Place of birth determines where a person is "natural born."

Republican presidential aspirant Ted Cruz is fond of using a famous John Adams quotation.

In December 1770, in his "Argument in Defense of the Soldiers in the Boston Massacre Trials," Adams declared: "Facts are stubborn things; and whatever may be our wishes, our inclinations, or the dictates of our passion, they cannot alter the state of facts and evidence."

To be sure, Adams was right, and Cruz is smart to quote him.

Unfortunately for Cruz, when it comes to whether or not Cruz is constitutionally eligible to be President of the United States, the "facts" trump Cruz's wishes, inclinations and passion.

Cruz is not eligible because he is not a natural born United States citizen within the meaning of the United States Constitution as drafted and adopted and no constitutional amendment has changed that.

Cruz may not have ordered his staff to play a dirty trick on Ben Carson as the Iowa caucuses met, but as a brilliant student of the Constitution and advocate of originalism he knows that (1) the words "natural born" were deliberately inserted in the Constitution and therefore may not be ignored and (2) Congress alone cannot amend the Constitution.

The "stubborn facts" that Cruz cannot alter are that he was not born in the United States and therefore he is not a "natural born" United States citizen.

Cruz's mother's United States citizenship apparently made him a United States citizen from birth (because federal law was changed in the twentieth century to permit mothers as well as fathers to transmit United States citizenship).

See 8 U.S. Code Section 1401 provides in part "The following shall be nationals and citizens of the United States at birth:...:(g) a person born outside the geographical limits of the United States and its outlying possessions of parents one of whom is an alien, and the other a citizen of the United States who, prior to the birth of such person, was physically present in the United States or its outlying possessions for a period or periods totaling not less than five years, at least two of which were after attaining the age of fourteen years..."

Nevertheless, Cruz is not a "natural born" United States citizen, although naturalized at birth, because he was born in Canada and therefore was a natural born Canadian citizen instead.

Black's Law Dictionary (1968) does not define "natural born citizen," but it does define "natural-born subject": "In English law, one born within the dominions, or rather the allegiance, of the king of England" (p. 1177).

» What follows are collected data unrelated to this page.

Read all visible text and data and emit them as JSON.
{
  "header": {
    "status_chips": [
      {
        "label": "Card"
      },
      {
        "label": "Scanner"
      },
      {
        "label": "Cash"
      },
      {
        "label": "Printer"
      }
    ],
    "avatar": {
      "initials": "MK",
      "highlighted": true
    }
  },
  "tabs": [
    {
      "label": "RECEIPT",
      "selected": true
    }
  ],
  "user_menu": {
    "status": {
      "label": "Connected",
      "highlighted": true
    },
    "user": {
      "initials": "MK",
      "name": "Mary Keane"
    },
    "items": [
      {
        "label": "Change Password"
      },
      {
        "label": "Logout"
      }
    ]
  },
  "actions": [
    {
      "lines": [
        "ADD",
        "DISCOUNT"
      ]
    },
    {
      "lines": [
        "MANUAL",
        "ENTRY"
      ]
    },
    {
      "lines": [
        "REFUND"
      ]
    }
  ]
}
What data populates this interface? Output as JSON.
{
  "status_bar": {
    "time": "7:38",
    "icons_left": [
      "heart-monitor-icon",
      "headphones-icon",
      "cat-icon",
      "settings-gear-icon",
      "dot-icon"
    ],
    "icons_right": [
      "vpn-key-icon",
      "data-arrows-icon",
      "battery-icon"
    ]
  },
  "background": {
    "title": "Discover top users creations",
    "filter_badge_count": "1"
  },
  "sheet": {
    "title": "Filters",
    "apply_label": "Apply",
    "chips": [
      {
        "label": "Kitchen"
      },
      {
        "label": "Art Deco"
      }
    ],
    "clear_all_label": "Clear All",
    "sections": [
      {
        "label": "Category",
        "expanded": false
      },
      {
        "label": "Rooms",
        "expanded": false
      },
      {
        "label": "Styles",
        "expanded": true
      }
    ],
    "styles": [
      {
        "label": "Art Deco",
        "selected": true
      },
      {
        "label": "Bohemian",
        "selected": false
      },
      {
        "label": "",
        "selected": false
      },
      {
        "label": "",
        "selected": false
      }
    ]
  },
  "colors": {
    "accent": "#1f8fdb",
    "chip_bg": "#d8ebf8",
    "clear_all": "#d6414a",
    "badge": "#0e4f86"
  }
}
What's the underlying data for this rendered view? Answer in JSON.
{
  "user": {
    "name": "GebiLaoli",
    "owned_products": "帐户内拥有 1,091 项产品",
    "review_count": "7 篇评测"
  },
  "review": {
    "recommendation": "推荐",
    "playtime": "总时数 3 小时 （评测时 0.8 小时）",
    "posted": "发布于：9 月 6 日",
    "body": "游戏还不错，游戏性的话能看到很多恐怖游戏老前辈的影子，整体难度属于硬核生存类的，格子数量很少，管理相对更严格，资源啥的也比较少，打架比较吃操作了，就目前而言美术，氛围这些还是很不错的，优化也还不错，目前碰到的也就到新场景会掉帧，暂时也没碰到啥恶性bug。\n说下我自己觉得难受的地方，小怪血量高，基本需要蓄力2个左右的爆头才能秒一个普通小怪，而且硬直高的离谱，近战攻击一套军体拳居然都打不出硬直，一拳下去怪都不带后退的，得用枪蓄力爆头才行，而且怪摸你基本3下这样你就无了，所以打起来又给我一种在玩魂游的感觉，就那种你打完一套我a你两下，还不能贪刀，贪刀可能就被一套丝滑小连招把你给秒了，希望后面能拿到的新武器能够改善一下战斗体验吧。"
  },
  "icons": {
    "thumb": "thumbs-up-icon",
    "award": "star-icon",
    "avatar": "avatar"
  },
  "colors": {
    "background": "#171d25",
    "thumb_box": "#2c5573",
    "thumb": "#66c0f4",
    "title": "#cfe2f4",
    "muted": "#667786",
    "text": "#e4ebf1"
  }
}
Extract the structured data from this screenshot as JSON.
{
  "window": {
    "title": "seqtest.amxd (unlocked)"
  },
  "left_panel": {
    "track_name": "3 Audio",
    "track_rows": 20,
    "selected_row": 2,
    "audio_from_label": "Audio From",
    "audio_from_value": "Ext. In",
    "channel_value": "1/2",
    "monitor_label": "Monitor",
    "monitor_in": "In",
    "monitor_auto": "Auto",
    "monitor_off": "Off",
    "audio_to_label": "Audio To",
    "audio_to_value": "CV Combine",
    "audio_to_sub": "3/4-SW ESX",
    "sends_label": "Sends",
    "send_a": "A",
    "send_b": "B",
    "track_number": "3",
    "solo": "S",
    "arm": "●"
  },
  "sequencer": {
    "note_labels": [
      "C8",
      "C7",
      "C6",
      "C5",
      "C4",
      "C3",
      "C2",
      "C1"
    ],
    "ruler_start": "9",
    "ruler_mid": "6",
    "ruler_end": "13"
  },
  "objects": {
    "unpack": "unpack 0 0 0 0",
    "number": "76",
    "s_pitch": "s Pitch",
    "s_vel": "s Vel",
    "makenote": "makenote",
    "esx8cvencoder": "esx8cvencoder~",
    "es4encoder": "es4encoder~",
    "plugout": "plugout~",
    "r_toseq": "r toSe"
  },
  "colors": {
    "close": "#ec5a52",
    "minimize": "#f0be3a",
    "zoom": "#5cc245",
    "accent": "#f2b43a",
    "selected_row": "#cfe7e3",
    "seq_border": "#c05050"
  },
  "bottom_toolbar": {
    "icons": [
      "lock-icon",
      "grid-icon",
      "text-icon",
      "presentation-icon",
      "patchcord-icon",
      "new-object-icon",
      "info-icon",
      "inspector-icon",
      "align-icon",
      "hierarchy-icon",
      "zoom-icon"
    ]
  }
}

Place of birth determines where a person is "natural born."

It did when the United States Constitution was drafted and adopted, and the Constitution has not been amended either to change the meaning of "natural born" or to eliminate the "natural born" requirement for presidents and vice presidents.

As explained in The Oxford Companion to the Supreme Court of the United States (1992), edited by Kermit L. Hall, "[t]he requirement that the president be a 'natural born" citizen implies that the framers recognized the principle of jus soli(p.24).

They did.

Under the jus soli doctrine, Latin for "right of land or ground," "citizenship results from birth within a national territory" (p. 24).

In the Dred Scott, the jus soli doctrine was applied. Nevertheless, Scott was held to be unable to "sue for his freedom in federal court since no one of African descent, freeman or slave, could be a citizen of the United States" (p. 24).

The Fourteenth Amendment was enacted to change the result, but not to reject the jus soli doctrine.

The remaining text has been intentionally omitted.